Iogen has been unable to solve engineering problems that stand in the way of a commercially viable plant.

But it was singled for mention in Canadian Finance Minister Jim Flaherty’s 2007 budget, when the government allocated C$500 million to Sustainable Development Technology Canada to develop next-generation biofuels from agricultural, forestry and municipal waste, rather than corn and wheat to make ethanol and biodiesel.

Shell first invested in Iogen 10 years ago and the partnership has operated a demonstration plant since 2004.

Iogen will still employ 110 people at its Ottawa headquarters to work on expanding new technology for production of biofuels made from cellulose.

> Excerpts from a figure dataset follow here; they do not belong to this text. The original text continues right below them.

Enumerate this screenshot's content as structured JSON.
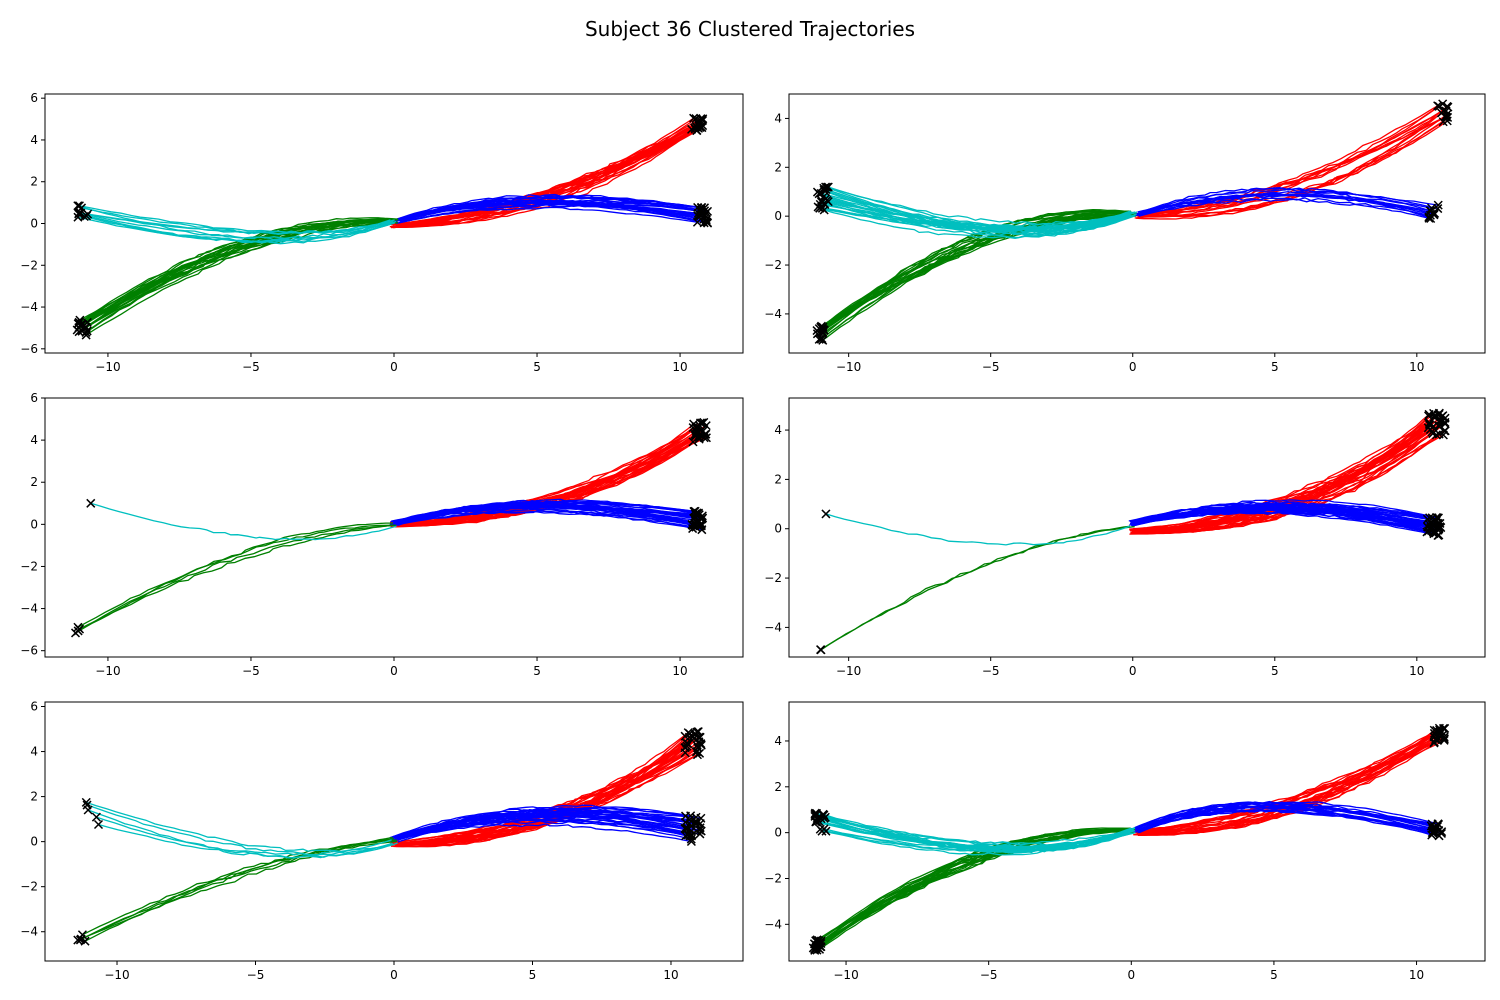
{
  "figure": {
    "title": "Subject 36 Clustered Trajectories",
    "cluster_colors": {
      "red": "#ff0000",
      "blue": "#0000ff",
      "green": "#008000",
      "cyan": "#00bfbf"
    },
    "endpoint_marker": {
      "symbol": "x",
      "color": "#000000"
    }
  },
  "chart_data": [
    {
      "type": "line",
      "xlim": [
        -12.2,
        12.2
      ],
      "ylim": [
        -6.2,
        6.2
      ],
      "xticks": [
        -10,
        -5,
        0,
        5,
        10
      ],
      "yticks": [
        -6,
        -4,
        -2,
        0,
        2,
        4,
        6
      ],
      "clusters": [
        {
          "color": "red",
          "count": 22,
          "start": [
            0,
            -0.1
          ],
          "ctrl": [
            5.5,
            0.3
          ],
          "end": [
            10.6,
            4.7
          ],
          "end_spread": [
            0.4,
            0.9
          ],
          "ctrl_spread": 0.6
        },
        {
          "color": "blue",
          "count": 24,
          "start": [
            0.1,
            0.1
          ],
          "ctrl": [
            4.5,
            1.8
          ],
          "end": [
            10.8,
            0.4
          ],
          "end_spread": [
            0.4,
            0.8
          ],
          "ctrl_spread": 0.4
        },
        {
          "color": "green",
          "count": 20,
          "start": [
            0,
            0.1
          ],
          "ctrl": [
            -5,
            0.3
          ],
          "end": [
            -10.9,
            -5.0
          ],
          "end_spread": [
            0.4,
            0.8
          ],
          "ctrl_spread": 0.6
        },
        {
          "color": "cyan",
          "count": 10,
          "start": [
            0,
            0.1
          ],
          "ctrl": [
            -4,
            -1.5
          ],
          "end": [
            -10.9,
            0.5
          ],
          "end_spread": [
            0.4,
            0.7
          ],
          "ctrl_spread": 0.6
        }
      ]
    },
    {
      "type": "line",
      "xlim": [
        -12.1,
        12.4
      ],
      "ylim": [
        -5.6,
        5.0
      ],
      "xticks": [
        -10,
        -5,
        0,
        5,
        10
      ],
      "yticks": [
        -4,
        -2,
        0,
        2,
        4
      ],
      "clusters": [
        {
          "color": "red",
          "count": 14,
          "start": [
            0.2,
            0
          ],
          "ctrl": [
            5.5,
            0.3
          ],
          "end": [
            10.9,
            4.2
          ],
          "end_spread": [
            0.4,
            0.8
          ],
          "ctrl_spread": 0.8
        },
        {
          "color": "blue",
          "count": 12,
          "start": [
            0.2,
            0.1
          ],
          "ctrl": [
            5,
            1.8
          ],
          "end": [
            10.6,
            0.2
          ],
          "end_spread": [
            0.4,
            0.6
          ],
          "ctrl_spread": 0.5
        },
        {
          "color": "green",
          "count": 18,
          "start": [
            0,
            0.1
          ],
          "ctrl": [
            -5,
            0.4
          ],
          "end": [
            -11.0,
            -4.8
          ],
          "end_spread": [
            0.3,
            0.6
          ],
          "ctrl_spread": 0.5
        },
        {
          "color": "cyan",
          "count": 24,
          "start": [
            0,
            0.1
          ],
          "ctrl": [
            -4,
            -1.5
          ],
          "end": [
            -10.9,
            0.7
          ],
          "end_spread": [
            0.4,
            1.0
          ],
          "ctrl_spread": 0.5
        }
      ]
    },
    {
      "type": "line",
      "xlim": [
        -12.2,
        12.2
      ],
      "ylim": [
        -6.3,
        6.0
      ],
      "xticks": [
        -10,
        -5,
        0,
        5,
        10
      ],
      "yticks": [
        -6,
        -4,
        -2,
        0,
        2,
        4,
        6
      ],
      "clusters": [
        {
          "color": "red",
          "count": 26,
          "start": [
            0,
            0
          ],
          "ctrl": [
            6,
            0.2
          ],
          "end": [
            10.7,
            4.4
          ],
          "end_spread": [
            0.5,
            1.0
          ],
          "ctrl_spread": 0.6
        },
        {
          "color": "blue",
          "count": 30,
          "start": [
            0,
            0.05
          ],
          "ctrl": [
            4.5,
            1.6
          ],
          "end": [
            10.6,
            0.2
          ],
          "end_spread": [
            0.4,
            1.0
          ],
          "ctrl_spread": 0.4
        },
        {
          "color": "green",
          "count": 4,
          "start": [
            0,
            0
          ],
          "ctrl": [
            -5,
            -0.3
          ],
          "end": [
            -11.0,
            -5.0
          ],
          "end_spread": [
            0.4,
            0.9
          ],
          "ctrl_spread": 0.5
        },
        {
          "color": "cyan",
          "count": 1,
          "start": [
            0,
            0
          ],
          "ctrl": [
            -4,
            -1.8
          ],
          "end": [
            -10.6,
            1.0
          ],
          "end_spread": [
            0,
            0
          ],
          "ctrl_spread": 0.1
        }
      ]
    },
    {
      "type": "line",
      "xlim": [
        -12.1,
        12.4
      ],
      "ylim": [
        -5.2,
        5.3
      ],
      "xticks": [
        -10,
        -5,
        0,
        5,
        10
      ],
      "yticks": [
        -4,
        -2,
        0,
        2,
        4
      ],
      "clusters": [
        {
          "color": "red",
          "count": 32,
          "start": [
            0,
            -0.1
          ],
          "ctrl": [
            6,
            0
          ],
          "end": [
            10.7,
            4.3
          ],
          "end_spread": [
            0.6,
            1.0
          ],
          "ctrl_spread": 0.6
        },
        {
          "color": "blue",
          "count": 36,
          "start": [
            0,
            0.2
          ],
          "ctrl": [
            5,
            1.6
          ],
          "end": [
            10.6,
            0.1
          ],
          "end_spread": [
            0.5,
            0.8
          ],
          "ctrl_spread": 0.4
        },
        {
          "color": "green",
          "count": 2,
          "start": [
            0,
            0.1
          ],
          "ctrl": [
            -5,
            -0.6
          ],
          "end": [
            -11.0,
            -4.9
          ],
          "end_spread": [
            0.2,
            0.1
          ],
          "ctrl_spread": 0.3
        },
        {
          "color": "cyan",
          "count": 1,
          "start": [
            0,
            0.1
          ],
          "ctrl": [
            -4,
            -1.5
          ],
          "end": [
            -10.8,
            0.6
          ],
          "end_spread": [
            0,
            0
          ],
          "ctrl_spread": 0.1
        }
      ]
    },
    {
      "type": "line",
      "xlim": [
        -12.6,
        12.6
      ],
      "ylim": [
        -5.3,
        6.2
      ],
      "xticks": [
        -10,
        -5,
        0,
        5,
        10
      ],
      "yticks": [
        -4,
        -2,
        0,
        2,
        4,
        6
      ],
      "clusters": [
        {
          "color": "red",
          "count": 28,
          "start": [
            0,
            -0.1
          ],
          "ctrl": [
            6,
            0
          ],
          "end": [
            10.8,
            4.3
          ],
          "end_spread": [
            0.6,
            1.2
          ],
          "ctrl_spread": 0.7
        },
        {
          "color": "blue",
          "count": 30,
          "start": [
            0,
            0.1
          ],
          "ctrl": [
            5,
            1.9
          ],
          "end": [
            10.8,
            0.6
          ],
          "end_spread": [
            0.6,
            1.2
          ],
          "ctrl_spread": 0.5
        },
        {
          "color": "green",
          "count": 5,
          "start": [
            0,
            0.1
          ],
          "ctrl": [
            -5,
            -0.5
          ],
          "end": [
            -11.3,
            -4.3
          ],
          "end_spread": [
            0.4,
            0.6
          ],
          "ctrl_spread": 0.5
        },
        {
          "color": "cyan",
          "count": 5,
          "start": [
            0,
            0
          ],
          "ctrl": [
            -4,
            -1.5
          ],
          "end": [
            -10.9,
            1.2
          ],
          "end_spread": [
            0.8,
            1.2
          ],
          "ctrl_spread": 0.5
        }
      ]
    },
    {
      "type": "line",
      "xlim": [
        -12.0,
        12.4
      ],
      "ylim": [
        -5.6,
        5.7
      ],
      "xticks": [
        -10,
        -5,
        0,
        5,
        10
      ],
      "yticks": [
        -4,
        -2,
        0,
        2,
        4
      ],
      "clusters": [
        {
          "color": "red",
          "count": 24,
          "start": [
            0.2,
            0
          ],
          "ctrl": [
            5.5,
            0.3
          ],
          "end": [
            10.8,
            4.3
          ],
          "end_spread": [
            0.4,
            0.8
          ],
          "ctrl_spread": 0.7
        },
        {
          "color": "blue",
          "count": 18,
          "start": [
            0.2,
            0.1
          ],
          "ctrl": [
            4,
            2.2
          ],
          "end": [
            10.7,
            0.1
          ],
          "end_spread": [
            0.4,
            0.6
          ],
          "ctrl_spread": 0.4
        },
        {
          "color": "green",
          "count": 20,
          "start": [
            0,
            0.1
          ],
          "ctrl": [
            -5,
            0.3
          ],
          "end": [
            -11.0,
            -4.9
          ],
          "end_spread": [
            0.3,
            0.5
          ],
          "ctrl_spread": 0.5
        },
        {
          "color": "cyan",
          "count": 20,
          "start": [
            0,
            0.1
          ],
          "ctrl": [
            -4,
            -1.6
          ],
          "end": [
            -10.9,
            0.5
          ],
          "end_spread": [
            0.4,
            0.9
          ],
          "ctrl_spread": 0.5
        }
      ]
    }
  ]
}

The Canadian and provincial governments spend about C$250 million a year to subsidize production of biofuels by major petroleum companies such as Suncor Energy and Husky Energy, estimates think-tank George Morris Center.

Scott Thurlow, president of the Canadian Renewable Fuels Association, said the Shell-Iogen decision does not threaten the future of biofuels production.

“Just like any other fuel, it takes time to build up the necessary capital,” he said.